Desta forma, o Bloco de Esquerda deplora e repudia a política de extermínio sistemático do povo palestiniano nos territórios ocupados de Gaza e Cisjordânia, e aponta a cumplicidade imperdoável das instituições europeias, e da generalidade dos governos europeus, com os sucessivos massacres perpetrados pelas forças militares israelitas. O Bloco exige o cessar-fogo imediato em Gaza, o embargo de armas a Israel, a suspensão do acordo de associação UE-Israel e o fim imediato da ocupação israelita em Gaza, Cisjordânia e Jerusalém Oriental. O Bloco defende o reconhecimento imediato do estado da Palestina e o empenho direto da UE para alcançar a viabilidade do mesmo, e insta os governos europeus a apoiarem o processo instaurado pela África do Sul contra o estado de Israel, no Tribunal Internacional de Justiça, por claras violações da Convenção para a Prevenção e Punição do Crime de Genocídio. Só uma resposta firme da comunidade internacional contra a castigo coletivo imposto pelo estado de Israel aos palestinianos, a ocupação colonial da Palestina e o regime de apartheid que a acompanha poderá abrir as portas à libertação dos reféns nas mãos do Hamas.

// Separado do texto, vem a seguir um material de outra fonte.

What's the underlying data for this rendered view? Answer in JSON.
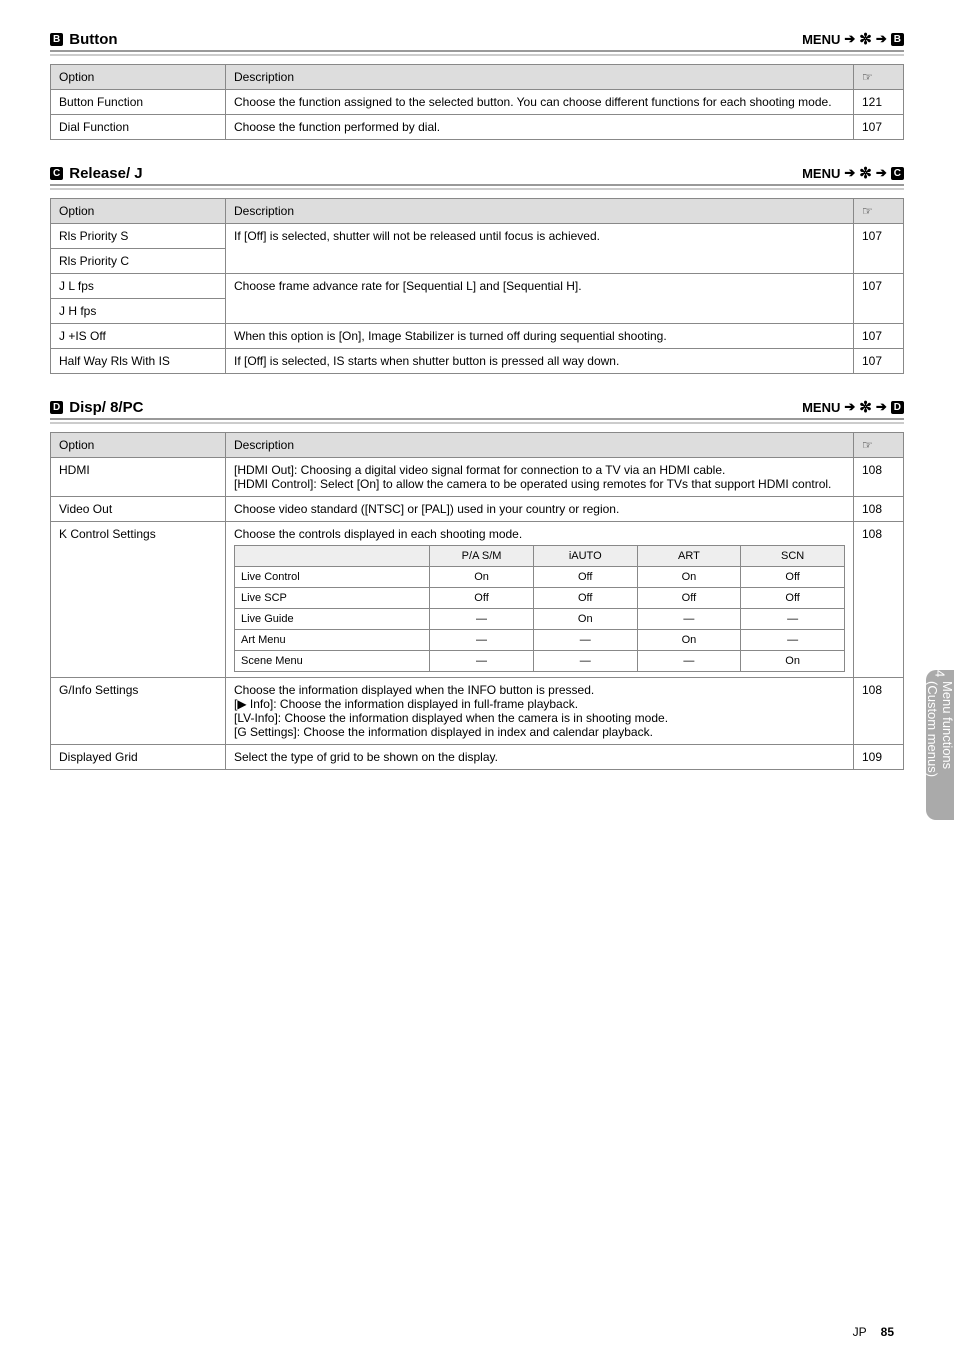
{
  "sections": {
    "b": {
      "badge": "B",
      "title": "Button",
      "path_prefix": "MENU",
      "path_gear": "✼",
      "header": {
        "option": "Option",
        "desc": "Description",
        "page": "g"
      },
      "rows": [
        {
          "opt": "Button Function",
          "desc": "Choose the function assigned to the selected button. You can choose different functions for each shooting mode.",
          "pg": "121"
        },
        {
          "opt": "Dial Function",
          "desc": "Choose the function performed by dial.",
          "pg": "107"
        }
      ]
    },
    "c": {
      "badge": "C",
      "title": "Release/  J",
      "path_prefix": "MENU",
      "header": {
        "option": "Option",
        "desc": "Description",
        "page": "g"
      },
      "rows": [
        {
          "opt": "Rls Priority S",
          "desc": "If [Off] is selected, shutter will not be released until focus is achieved.",
          "pg": "107"
        },
        {
          "opt": "Rls Priority C",
          "desc": "",
          "pg": ""
        },
        {
          "opt": "J L fps",
          "desc": "Choose frame advance rate for [Sequential L] and [Sequential H].",
          "pg": "107"
        },
        {
          "opt": "J H fps",
          "desc": "",
          "pg": ""
        },
        {
          "opt": "J +IS Off",
          "desc": "When this option is [On], Image Stabilizer is turned off during sequential shooting.",
          "pg": "107"
        },
        {
          "opt": "Half Way Rls With IS",
          "desc": "If [Off] is selected, IS starts when shutter button is pressed all way down.",
          "pg": "107"
        }
      ]
    },
    "d": {
      "badge": "D",
      "title": "Disp/  8/PC",
      "path_prefix": "MENU",
      "header": {
        "option": "Option",
        "desc": "Description",
        "page": "g"
      },
      "rows": [
        {
          "opt": "HDMI",
          "desc": "[HDMI Out]: Choosing a digital video signal format for connection to a TV via an HDMI cable.\n[HDMI Control]: Select [On] to allow the camera to be operated using remotes for TVs that support HDMI control.",
          "pg": "108"
        },
        {
          "opt": "Video Out",
          "desc": "Choose video standard ([NTSC] or [PAL]) used in your country or region.",
          "pg": "108"
        }
      ],
      "control_row": {
        "opt": "K Control Settings",
        "desc_lead": "Choose the controls displayed in each shooting mode.",
        "pg": "108",
        "headers": [
          "",
          "P/A S/M",
          "iAUTO",
          "ART",
          "SCN"
        ],
        "subrows": [
          [
            "Live Control",
            "On",
            "Off",
            "On",
            "Off"
          ],
          [
            "Live SCP",
            "Off",
            "Off",
            "Off",
            "Off"
          ],
          [
            "Live Guide",
            "—",
            "On",
            "—",
            "—"
          ],
          [
            "Art Menu",
            "—",
            "—",
            "On",
            "—"
          ],
          [
            "Scene Menu",
            "—",
            "—",
            "—",
            "On"
          ]
        ]
      },
      "info_row": {
        "opt": "G/Info Settings",
        "desc": "Choose the information displayed when the INFO button is pressed.\n[▶ Info]: Choose the information displayed in full-frame playback.\n[LV-Info]: Choose the information displayed when the camera is in shooting mode.\n[G Settings]: Choose the information displayed in index and calendar playback.",
        "pg": "108"
      },
      "last_row": {
        "opt": "Displayed Grid",
        "desc": "Select the type of grid to be shown on the display.",
        "pg": "109"
      }
    }
  },
  "sidebar": {
    "label": "Menu functions (Custom menus)",
    "number": "4"
  },
  "footer": {
    "pg": "85",
    "code": "JP"
  },
  "icons": {
    "arrow": "➔",
    "gear": "✼",
    "pointer": "☞"
  }
}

O Bloco de Esquerda deplora e rejeita, sem ambiguidade, todas as formas de imperialismo, militarismo e colonialismo, bem como qualquer forma de modificar, pela força das armas, as fronteiras e os restantes fundamentos do sistema internacional. O Bloco deplora e repudia o recurso à força, por parte da Rússia, para projetar os seus interesses no Leste europeu, bem como o recurso à força pelo Azerbaijão no Cáucaso Sul, com a cumplicidade da Comissão Europeia e a sua política energética. O Bloco deplora e rejeita o desmembramento do Estado ucraniano, e defende um cessar-fogo imediato que permita pôr fim à chacina e iniciar negociações diretas, entre a Ucrânia e a Rússia tendentes à resolução política do conflito, de acordo com o direito internacional. O Bloco defende o direito dos povos à autodeterminação e apoia as pretensões de justiça dos povos saaraui, curdo e da Papua Ocidental. O Bloco defende um modelo de política externa em que a UE assuma um papel ativo no reforço da ONU e do multilateralismo eficaz, agindo como força positiva para a consolidação da paz e da transição ambiental justa, e não dos interesses extrativistas das elites liberais. O Bloco defende o regresso à mesa do diálogo entre estados europeus no âmbito da Organização para a Segurança e Cooperação na Europa (OSCE). Só o regresso ao espírito e compromissos da Ata Final de Helsínquia permitirá evitar um novo conflito devastador entre europeus e construir a segurança coletiva do continente. Sim, a nossa segurança nunca será alcançada à custa da insegurança dos nossos vizinhos, mas através de uma arquitetura política racional e inclusiva que defenda a paz como bem indivisível.